= Lily Wang =

Chinese-American statistician

Li Lily Wang is a Chinese–American statistician whose research interests include nonparametric statistics, semiparametric statistics, big data analytics, high-dimensional data, and official statistics. She is a professor of statistics at George Mason University.

==Education and career==
Wang studied economics at Tongji University, graduating in 2000, and earned a master's degree in mathematics from Tongji University in 2003. She completed a Ph.D. in statistics at Michigan State University in 2007. Her dissertation, Polynomial Spline Smoothing for Nonlinear Time Series, was supervised by Li-Jian Yang.

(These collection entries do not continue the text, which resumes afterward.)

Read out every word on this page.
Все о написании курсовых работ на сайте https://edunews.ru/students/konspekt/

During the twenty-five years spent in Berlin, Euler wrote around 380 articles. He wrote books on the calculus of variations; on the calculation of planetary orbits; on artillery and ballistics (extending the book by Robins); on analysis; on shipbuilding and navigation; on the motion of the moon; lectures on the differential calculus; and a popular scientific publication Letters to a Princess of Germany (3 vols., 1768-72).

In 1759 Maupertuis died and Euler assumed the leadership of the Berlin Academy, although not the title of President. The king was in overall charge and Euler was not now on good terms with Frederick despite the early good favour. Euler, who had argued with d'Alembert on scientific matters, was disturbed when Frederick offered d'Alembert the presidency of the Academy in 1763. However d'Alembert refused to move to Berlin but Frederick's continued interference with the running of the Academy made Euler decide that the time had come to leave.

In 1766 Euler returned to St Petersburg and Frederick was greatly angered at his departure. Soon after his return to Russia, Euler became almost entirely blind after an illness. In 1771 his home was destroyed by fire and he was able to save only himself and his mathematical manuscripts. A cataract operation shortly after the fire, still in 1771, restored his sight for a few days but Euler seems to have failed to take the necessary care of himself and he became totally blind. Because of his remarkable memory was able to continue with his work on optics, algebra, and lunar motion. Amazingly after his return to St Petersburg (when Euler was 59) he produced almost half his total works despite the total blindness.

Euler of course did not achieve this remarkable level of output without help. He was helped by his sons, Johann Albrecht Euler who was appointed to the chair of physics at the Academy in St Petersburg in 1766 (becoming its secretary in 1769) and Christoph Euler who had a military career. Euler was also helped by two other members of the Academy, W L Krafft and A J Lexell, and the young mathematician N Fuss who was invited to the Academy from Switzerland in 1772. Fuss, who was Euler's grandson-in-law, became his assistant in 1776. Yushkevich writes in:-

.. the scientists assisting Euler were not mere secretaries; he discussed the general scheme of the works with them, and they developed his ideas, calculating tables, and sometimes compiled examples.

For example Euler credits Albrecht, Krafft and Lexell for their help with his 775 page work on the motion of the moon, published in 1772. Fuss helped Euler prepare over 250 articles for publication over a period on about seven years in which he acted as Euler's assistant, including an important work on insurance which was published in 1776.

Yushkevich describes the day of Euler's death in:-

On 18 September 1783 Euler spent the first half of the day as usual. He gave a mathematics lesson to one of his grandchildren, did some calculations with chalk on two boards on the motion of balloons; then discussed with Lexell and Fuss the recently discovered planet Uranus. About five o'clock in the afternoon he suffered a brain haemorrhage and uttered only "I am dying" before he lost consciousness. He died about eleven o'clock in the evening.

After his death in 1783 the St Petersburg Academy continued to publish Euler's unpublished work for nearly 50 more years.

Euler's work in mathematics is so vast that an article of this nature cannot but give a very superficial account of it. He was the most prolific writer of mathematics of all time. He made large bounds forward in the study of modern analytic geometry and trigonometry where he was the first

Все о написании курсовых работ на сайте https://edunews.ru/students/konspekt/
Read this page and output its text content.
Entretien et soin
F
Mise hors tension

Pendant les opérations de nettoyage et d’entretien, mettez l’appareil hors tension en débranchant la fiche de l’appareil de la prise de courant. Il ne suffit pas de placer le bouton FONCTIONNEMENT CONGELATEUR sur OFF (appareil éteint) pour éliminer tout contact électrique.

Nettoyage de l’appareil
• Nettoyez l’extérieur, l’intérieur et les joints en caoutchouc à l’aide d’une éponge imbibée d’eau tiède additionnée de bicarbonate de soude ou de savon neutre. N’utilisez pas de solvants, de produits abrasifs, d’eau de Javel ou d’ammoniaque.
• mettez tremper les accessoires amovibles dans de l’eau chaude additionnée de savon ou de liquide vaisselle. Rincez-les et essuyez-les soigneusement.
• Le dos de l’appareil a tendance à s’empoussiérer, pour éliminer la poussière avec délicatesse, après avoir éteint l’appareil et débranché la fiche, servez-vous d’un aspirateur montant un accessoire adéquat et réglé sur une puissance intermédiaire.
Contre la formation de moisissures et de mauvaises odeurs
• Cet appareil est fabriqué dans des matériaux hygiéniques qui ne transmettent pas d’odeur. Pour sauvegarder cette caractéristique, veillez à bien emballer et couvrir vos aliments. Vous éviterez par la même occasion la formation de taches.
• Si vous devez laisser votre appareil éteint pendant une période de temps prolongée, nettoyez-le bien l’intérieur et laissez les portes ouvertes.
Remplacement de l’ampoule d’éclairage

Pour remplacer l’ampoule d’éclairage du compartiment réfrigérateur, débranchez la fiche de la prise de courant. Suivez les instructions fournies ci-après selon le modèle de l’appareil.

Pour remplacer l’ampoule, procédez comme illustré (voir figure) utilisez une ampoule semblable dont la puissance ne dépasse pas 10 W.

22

She became a faculty member in the University of Georgia department of statistics in 2007, and moved to Iowa State University as an associate professor in 2014. While holding these faculty positions, she has also worked as a visiting scholar at the United States Census Bureau, Bureau of Labor Statistics, and U.S. Securities and Exchange Commission.

==Recognition==
Wang was named an Elected Member of the International Statistical Institute in 2008. In 2020 she was named a Fellow of the Institute of Mathematical Statistics "for contributions to spatial, survey, image and functional analysis using nonparametric and semiparametric methods, especially to partially linear models, confidence envelopes and bivariate smoothing". She became a Fellow of the American Statistical Association in 2021.